Internationales Symposium « Biblische Radikalitäten. » Zur Aktualität der Theologie Friedrich-Wilhelm Marquardts, Bonn; Sonntag 13. Juli 2008

MORGENGEBET: AUSLEGUNG (Das Buch ‘ER Rief’ 16: 1-2; 29-34)

Liebe Freundinnen und Freunde,

Am Sabbat Hagadol in diesem Jahr, am 18./19. April 2008 in der christlichen Zählung der Monate und der Jahre, gab es in der Synagoge ein merkwürdiges Zusammentreffen der Gegebenheiten. Einerseits war es, wie gesagt, Sabbat Hagadol, der letzte große Sabbat am Vorabend des Pesachfestes, und zugleich traf es sich, dass der Wochenabschnitt im Kreislauf, der jährlich einmal die ganze Thora durchläuft, gerade die paraschat ha Schavua oder die Seider Acharee Mot – ‘nach dem Tode (nämlich der zwei Söhne Aharons)’ – war, der nach der Angabe der Lutherbibel im 3. Mose 16, 1 anfängt. Diese Lesung wird aber auch am anderen Höhepunkt im Jahr, am Jom Kippur, dem Versöhnungstag gehört (obwohl dann auf eine andere Melodie gesungen), sodass der eine Brennpunkt der Ellipse ausnahmsweise gleichsam mit dem anderen Brennpunkt zusammenzufallen scheint. Diese Sachlage hat damit zu tun, dass der Kreislauf der Lesungen in einem Jahr, nach der Tradition der babylonischen Synagoge, dem Ort der Feste in der Thora selbst eigentlich keine Rechnung tragen kann – ein Grund, weshalb bestimmte Historiker die synagogale Liturgie des palästinensischen dreijährigen Zyklus für authentischer halten. Aber vieles ist da unsicher und auch umstritten.

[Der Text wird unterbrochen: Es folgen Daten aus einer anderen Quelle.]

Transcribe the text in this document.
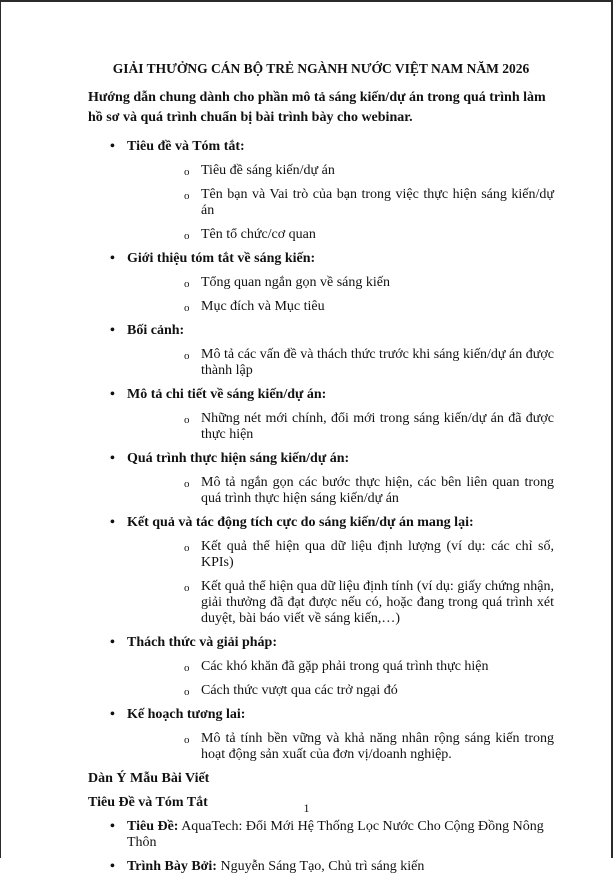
GIẢI THƯỞNG CÁN BỘ TRẺ NGÀNH NƯỚC VIỆT NAM NĂM 2026
Hướng dẫn chung dành cho phần mô tả sáng kiến/dự án trong quá trình làm hồ sơ và quá trình chuẩn bị bài trình bày cho webinar.
• Tiêu đề và Tóm tắt:
o Tiêu đề sáng kiến/dự án
o Tên bạn và Vai trò của bạn trong việc thực hiện sáng kiến/dự án
o Tên tổ chức/cơ quan
• Giới thiệu tóm tắt về sáng kiến:
o Tổng quan ngắn gọn về sáng kiến
o Mục đích và Mục tiêu
• Bối cảnh:
o Mô tả các vấn đề và thách thức trước khi sáng kiến/dự án được thành lập
• Mô tả chi tiết về sáng kiến/dự án:
o Những nét mới chính, đổi mới trong sáng kiến/dự án đã được thực hiện
• Quá trình thực hiện sáng kiến/dự án:
o Mô tả ngắn gọn các bước thực hiện, các bên liên quan trong quá trình thực hiện sáng kiến/dự án
• Kết quả và tác động tích cực do sáng kiến/dự án mang lại:
o Kết quả thể hiện qua dữ liệu định lượng (ví dụ: các chỉ số, KPIs)
o Kết quả thể hiện qua dữ liệu định tính (ví dụ: giấy chứng nhận, giải thưởng đã đạt được nếu có, hoặc đang trong quá trình xét duyệt, bài báo viết về sáng kiến,…)
• Thách thức và giải pháp:
o Các khó khăn đã gặp phải trong quá trình thực hiện
o Cách thức vượt qua các trở ngại đó
• Kế hoạch tương lai:
o Mô tả tính bền vững và khả năng nhân rộng sáng kiến trong hoạt động sản xuất của đơn vị/doanh nghiệp.
Dàn Ý Mẫu Bài Viết
Tiêu Đề và Tóm Tắt
• Tiêu Đề: AquaTech: Đổi Mới Hệ Thống Lọc Nước Cho Cộng Đồng Nông Thôn
• Trình Bày Bởi: Nguyễn Sáng Tạo, Chủ trì sáng kiến
1
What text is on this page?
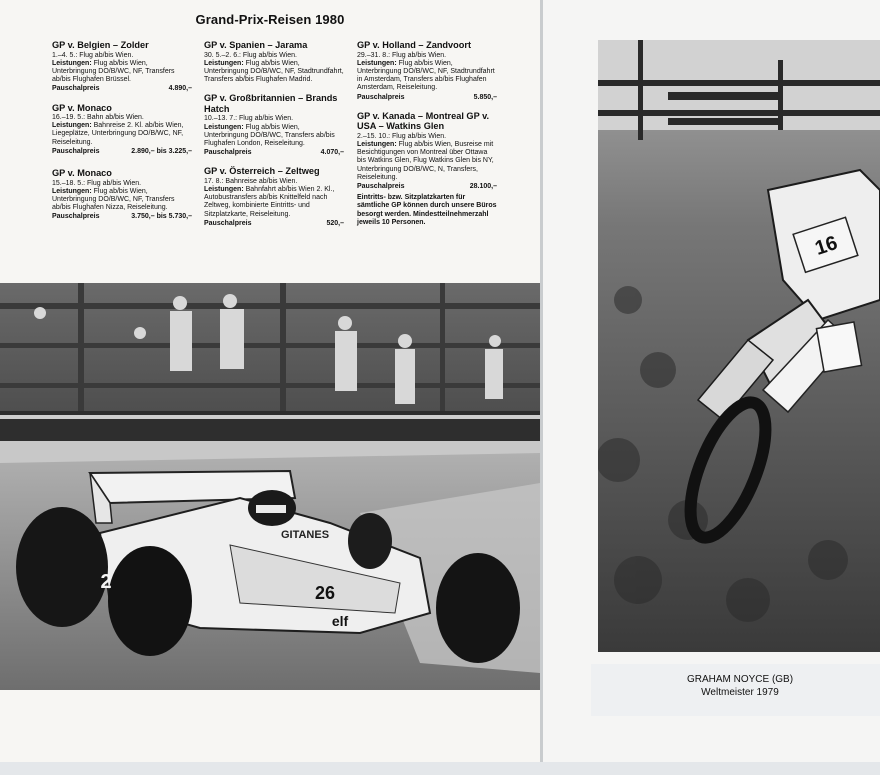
Grand-Prix-Reisen 1980
GP v. Belgien – Zolder

1.–4. 5.: Flug ab/bis Wien.

Leistungen: Flug ab/bis Wien, Unterbringung DO/B/WC, NF, Transfers ab/bis Flughafen Brüssel.

Pauschalpreis	4.890,–
GP v. Monaco

16.–19. 5.: Bahn ab/bis Wien.

Leistungen: Bahnreise 2. Kl. ab/bis Wien, Liegeplätze, Unterbringung DO/B/WC, NF, Reiseleitung.

Pauschalpreis	2.890,– bis 3.225,–
GP v. Monaco

15.–18. 5.: Flug ab/bis Wien.

Leistungen: Flug ab/bis Wien, Unterbringung DO/B/WC, NF, Transfers ab/bis Flughafen Nizza, Reiseleitung.

Pauschalpreis	3.750,– bis 5.730,–
GP v. Spanien – Jarama

30. 5.–2. 6.: Flug ab/bis Wien.

Leistungen: Flug ab/bis Wien, Unterbringung DO/B/WC, NF, Stadtrundfahrt, Transfers ab/bis Flughafen Madrid.

GP v. Großbritannien – Brands Hatch

10.–13. 7.: Flug ab/bis Wien.

Leistungen: Flug ab/bis Wien, Unterbringung DO/B/WC, Transfers ab/bis Flughafen London, Reiseleitung.

Pauschalpreis	4.070,–
GP v. Österreich – Zeltweg

17. 8.: Bahnreise ab/bis Wien.

Leistungen: Bahnfahrt ab/bis Wien 2. Kl., Autobustransfers ab/bis Knittelfeld nach Zeltweg, kombinierte Eintritts- und Sitzplatzkarte, Reiseleitung.

Pauschalpreis	520,–
GP v. Holland – Zandvoort

29.–31. 8.: Flug ab/bis Wien.

Leistungen: Flug ab/bis Wien, Unterbringung DO/B/WC, NF, Stadtrundfahrt in Amsterdam, Transfers ab/bis Flughafen Amsterdam, Reiseleitung.

Pauschalpreis	5.850,–
GP v. Kanada – Montreal GP v. USA – Watkins Glen

2.–15. 10.: Flug ab/bis Wien.

Leistungen: Flug ab/bis Wien, Busreise mit Besichtigungen von Montreal über Ottawa bis Watkins Glen, Flug Watkins Glen bis NY, Unterbringung DO/B/WC, N, Transfers, Reiseleitung.

Pauschalpreis	28.100,–

Eintritts- bzw. Sitzplatzkarten für sämtliche GP können durch unsere Büros besorgt werden. Mindestteilnehmerzahl jeweils 10 Personen.

GITANES
26
elf
2
16
GRAHAM NOYCE (GB)
Weltmeister 1979
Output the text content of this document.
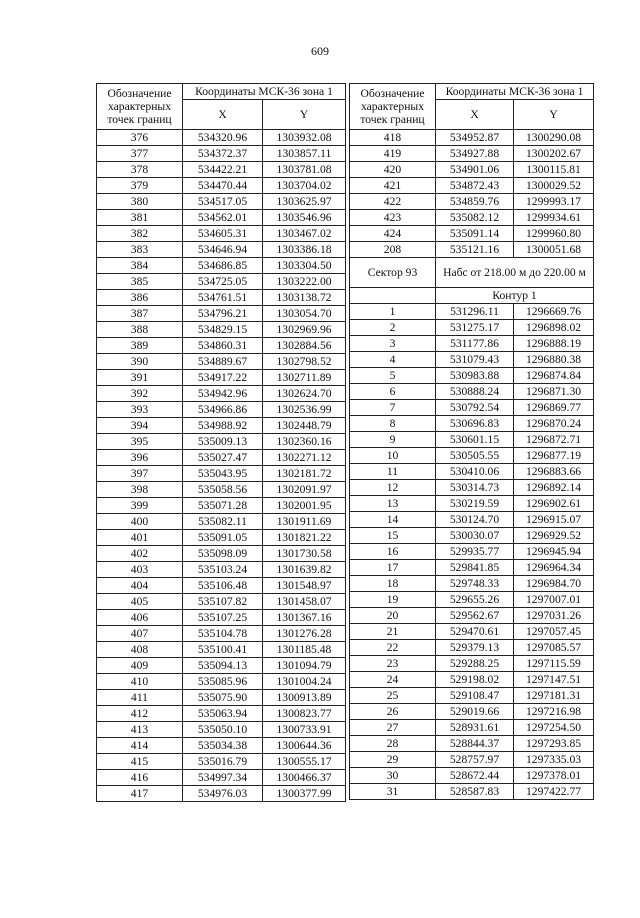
609
Обозначение характерных точек границ	Координаты МСК-36 зона 1	
	X	Y
376	534320.96	1303932.08
377	534372.37	1303857.11
378	534422.21	1303781.08
379	534470.44	1303704.02
380	534517.05	1303625.97
381	534562.01	1303546.96
382	534605.31	1303467.02
383	534646.94	1303386.18
384	534686.85	1303304.50
385	534725.05	1303222.00
386	534761.51	1303138.72
387	534796.21	1303054.70
388	534829.15	1302969.96
389	534860.31	1302884.56
390	534889.67	1302798.52
391	534917.22	1302711.89
392	534942.96	1302624.70
393	534966.86	1302536.99
394	534988.92	1302448.79
395	535009.13	1302360.16
396	535027.47	1302271.12
397	535043.95	1302181.72
398	535058.56	1302091.97
399	535071.28	1302001.95
400	535082.11	1301911.69
401	535091.05	1301821.22
402	535098.09	1301730.58
403	535103.24	1301639.82
404	535106.48	1301548.97
405	535107.82	1301458.07
406	535107.25	1301367.16
407	535104.78	1301276.28
408	535100.41	1301185.48
409	535094.13	1301094.79
410	535085.96	1301004.24
411	535075.90	1300913.89
412	535063.94	1300823.77
413	535050.10	1300733.91
414	535034.38	1300644.36
415	535016.79	1300555.17
416	534997.34	1300466.37
417	534976.03	1300377.99
Обозначение характерных точек границ	Координаты МСК-36 зона 1	
	X	Y
418	534952.87	1300290.08
419	534927.88	1300202.67
420	534901.06	1300115.81
421	534872.43	1300029.52
422	534859.76	1299993.17
423	535082.12	1299934.61
424	535091.14	1299960.80
208	535121.16	1300051.68
Сектор 93	Набс от 218.00 м до 220.00 м	

	Контур 1	
1	531296.11	1296669.76
2	531275.17	1296898.02
3	531177.86	1296888.19
4	531079.43	1296880.38
5	530983.88	1296874.84
6	530888.24	1296871.30
7	530792.54	1296869.77
8	530696.83	1296870.24
9	530601.15	1296872.71
10	530505.55	1296877.19
11	530410.06	1296883.66
12	530314.73	1296892.14
13	530219.59	1296902.61
14	530124.70	1296915.07
15	530030.07	1296929.52
16	529935.77	1296945.94
17	529841.85	1296964.34
18	529748.33	1296984.70
19	529655.26	1297007.01
20	529562.67	1297031.26
21	529470.61	1297057.45
22	529379.13	1297085.57
23	529288.25	1297115.59
24	529198.02	1297147.51
25	529108.47	1297181.31
26	529019.66	1297216.98
27	528931.61	1297254.50
28	528844.37	1297293.85
29	528757.97	1297335.03
30	528672.44	1297378.01
31	528587.83	1297422.77
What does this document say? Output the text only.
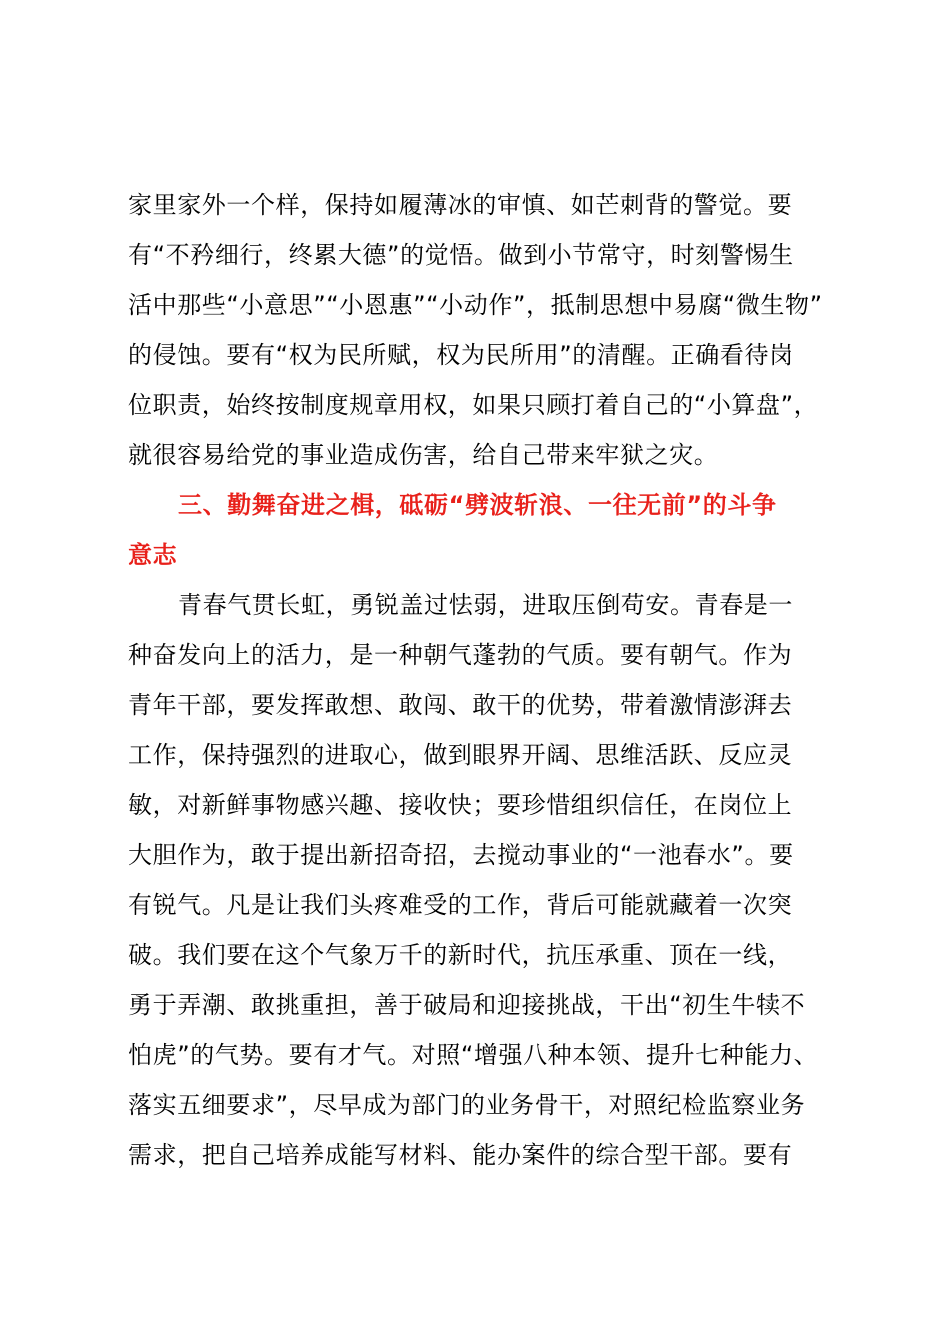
家里家外一个样，保持如履薄冰的审慎、如芒刺背的警觉。要
有“不矜细行，终累大德”的觉悟。做到小节常守，时刻警惕生
活中那些“小意思”“小恩惠”“小动作”，抵制思想中易腐“微生物”
的侵蚀。要有“权为民所赋，权为民所用”的清醒。正确看待岗
位职责，始终按制度规章用权，如果只顾打着自己的“小算盘”，
就很容易给党的事业造成伤害，给自己带来牢狱之灾。
三、勤舞奋进之楫，砥砺“劈波斩浪、一往无前”的斗争
意志
青春气贯长虹，勇锐盖过怯弱，进取压倒苟安。青春是一
种奋发向上的活力，是一种朝气蓬勃的气质。要有朝气。作为
青年干部，要发挥敢想、敢闯、敢干的优势，带着激情澎湃去
工作，保持强烈的进取心，做到眼界开阔、思维活跃、反应灵
敏，对新鲜事物感兴趣、接收快；要珍惜组织信任，在岗位上
大胆作为，敢于提出新招奇招，去搅动事业的“一池春水”。要
有锐气。凡是让我们头疼难受的工作，背后可能就藏着一次突
破。我们要在这个气象万千的新时代，抗压承重、顶在一线，
勇于弄潮、敢挑重担，善于破局和迎接挑战，干出“初生牛犊不
怕虎”的气势。要有才气。对照“增强八种本领、提升七种能力、
落实五细要求”，尽早成为部门的业务骨干，对照纪检监察业务
需求，把自己培养成能写材料、能办案件的综合型干部。要有
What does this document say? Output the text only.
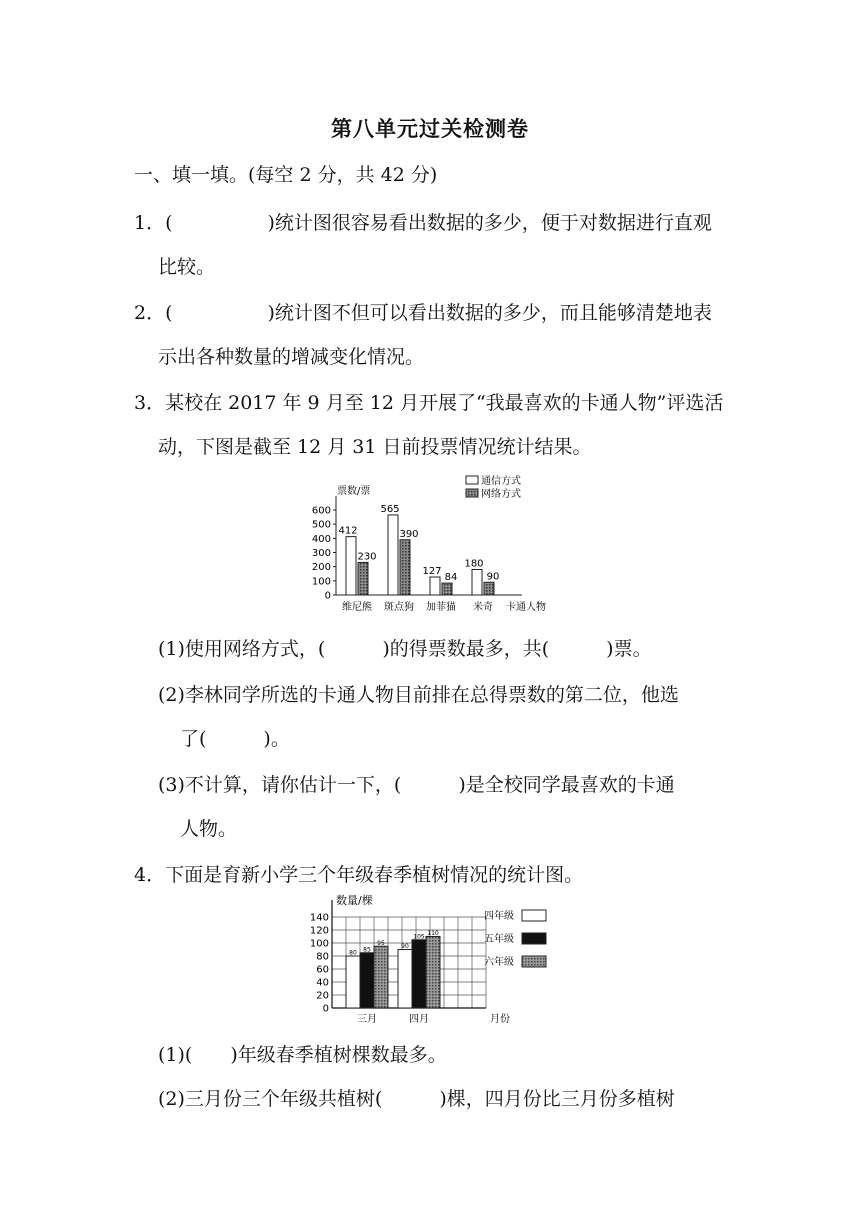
第八单元过关检测卷
一、填一填。(每空 2 分，共 42 分)
1．(　　　　　)统计图很容易看出数据的多少，便于对数据进行直观
比较。
2．(　　　　　)统计图不但可以看出数据的多少，而且能够清楚地表
示出各种数量的增减变化情况。
3．某校在 2017 年 9 月至 12 月开展了“我最喜欢的卡通人物”评选活
动，下图是截至 12 月 31 日前投票情况统计结果。
票数/票
0
100
200
300
400
500
600
412
230
维尼熊
565
390
斑点狗
127
84
加菲猫
180
90
米奇 卡通人物
通信方式
网络方式
(1)使用网络方式，(　　　)的得票数最多，共(　　　)票。
(2)李林同学所选的卡通人物目前排在总得票数的第二位，他选
了(　　　)。
(3)不计算，请你估计一下，(　　　)是全校同学最喜欢的卡通
人物。
4．下面是育新小学三个年级春季植树情况的统计图。
0
20
40
60
80
100
120
140
数量/棵
80 85
95
三月
90
105 110
四月	月份
四年级
五年级
六年级
(1)(　　)年级春季植树棵数最多。
(2)三月份三个年级共植树(　　　)棵，四月份比三月份多植树
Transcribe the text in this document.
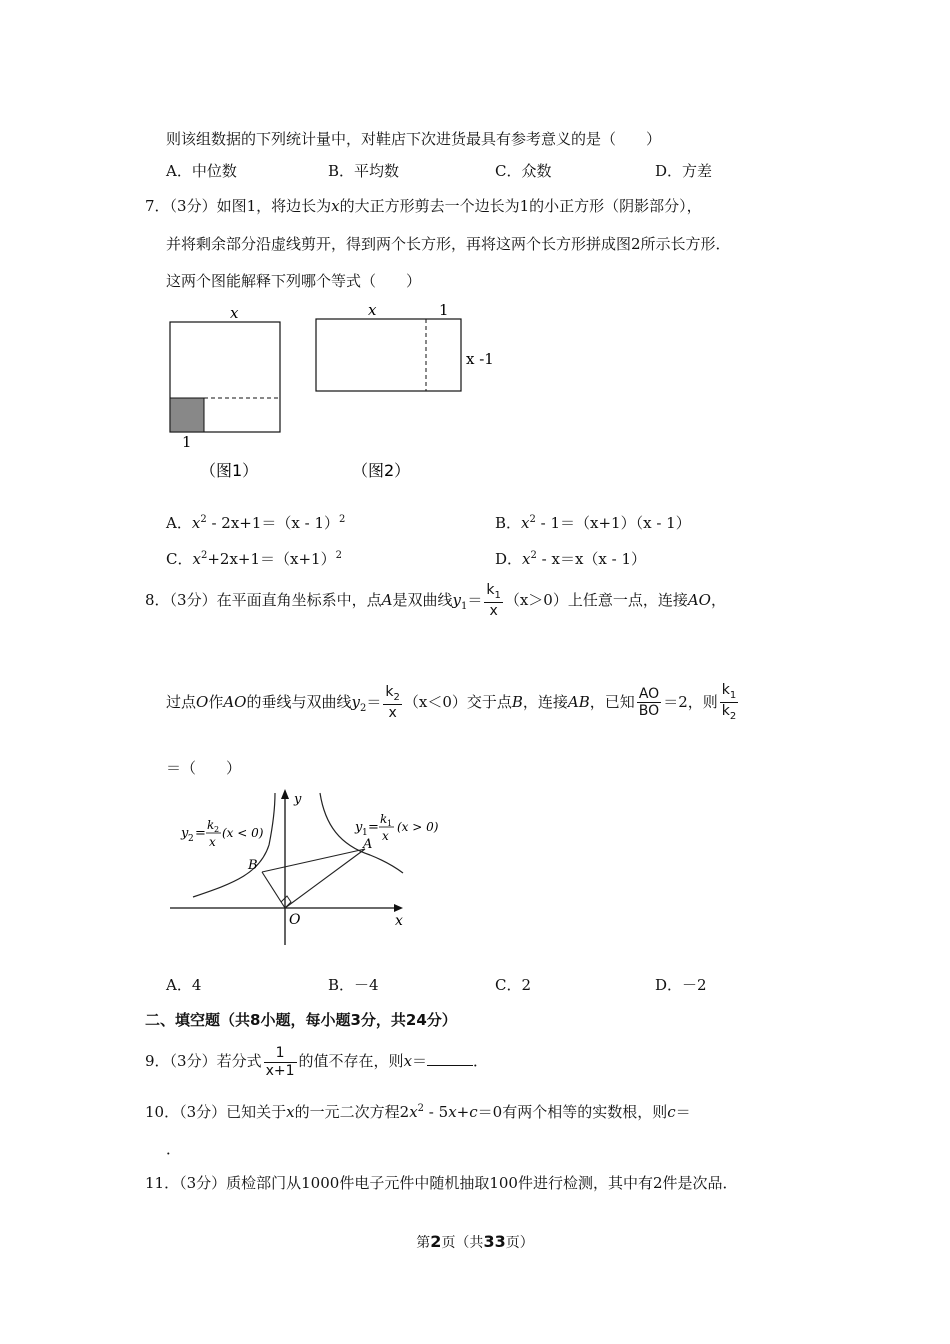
则该组数据的下列统计量中，对鞋店下次进货最具有参考意义的是（　　）
A．中位数	B．平均数	C．众数	D．方差
7．（3分）如图1，将边长为x的大正方形剪去一个边长为1的小正方形（阴影部分），
并将剩余部分沿虚线剪开，得到两个长方形，再将这两个长方形拼成图2所示长方形．
这两个图能解释下列哪个等式（　　）
x
1
（图1）
x	1
x -1
（图2）
A．$x^2 - 2x+1=(x - 1)^2$	B．$x^2 - 1=(x+1)(x - 1)$
C．$x^2+2x+1=(x+1)^2$	D．$x^2 - x=x(x - 1)$
8．（3分）在平面直角坐标系中，点A是双曲线$y_1= \frac{k_1}{x} (x>0)$上任意一点，连接AO，
过点O作AO的垂线与双曲线$y_2= \frac{k_2}{x} (x<0)$交于点B，连接AB，已知 $\frac{AO}{BO} =2$，则 $\frac{k_1}{k_2}$
＝（　　）
y
x
A
B
O
y 2 =
k 2
x
(x < 0)	y 1 =
k 1
x
(x > 0)
A．4	B．－4	C．2	D．－2
二、填空题（共8小题，每小题3分，共24分）
9．（3分）若分式 $\frac{1}{x+1}$ 的值不存在，则x＝	．
10．（3分）已知关于x的一元二次方程$2x^2 - 5x+c=0$有两个相等的实数根，则c＝
．
11．（3分）质检部门从1000件电子元件中随机抽取100件进行检测，其中有2件是次品．
第2页（共33页）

Mir fiel das Zusammentreffen der Elemente aus den beiden Festen auf, weil solches den christlichen Überlieferungen nicht unbekannt ist. Rühren nicht die Palmenzweige, mit denen nach dem Evangelisten Johannes ‘viel Volks’ Jesus bei seinem Aufgehen und Hingehen nach Jerusalem entgegenkommt (Joh. 12, 13), von der Thora des Hüttenfestes, das doch der Vollendung der Ernte im Herbst zugehört, her (3. Mose 23, 40)? Und hat namentlich der Autor des Briefes ‘An die Hebräer’ nicht immer wieder unterstrichen, wie der jährliche Akt des Hohenpriesters am Versöhnungstag durch das ewige Opfer ‘unseres’ Hohenpriesters Jesu aufgehoben worden ist: ‘nun, am Ende der Welt, ist er einmal erschienen, durch sein eigenes Opfer die Sünde aufzuheben’ (Hebr. 9, 26)? Das jährliche Gedenken dieses Opfers findet in der christlichen Liturgie bekanntlich am Karfreitag statt, also im Zyklus der Ostertage. Und obwohl es in den alten lectionaria um den Quatemper des Herbstes herum zwar Reminiszenzen an den ‘gewaltigen Tagen’ der Synagoge in derselben Jahreszeit gibt, ist die vorherrschende Tendenz doch gewesen: das hohepriesterliche Gebet um Versöhnung wurde als am Golgotha erfüllt gesehen, in jedem Gottesdienst am Sonntag als Gedächtnis der Ostertage wurde vom Einzelnen an dieses Gebet erinnert und der schon früh im Judentum anwesende Brennpunkt der Feste im Herbst verkümmerte.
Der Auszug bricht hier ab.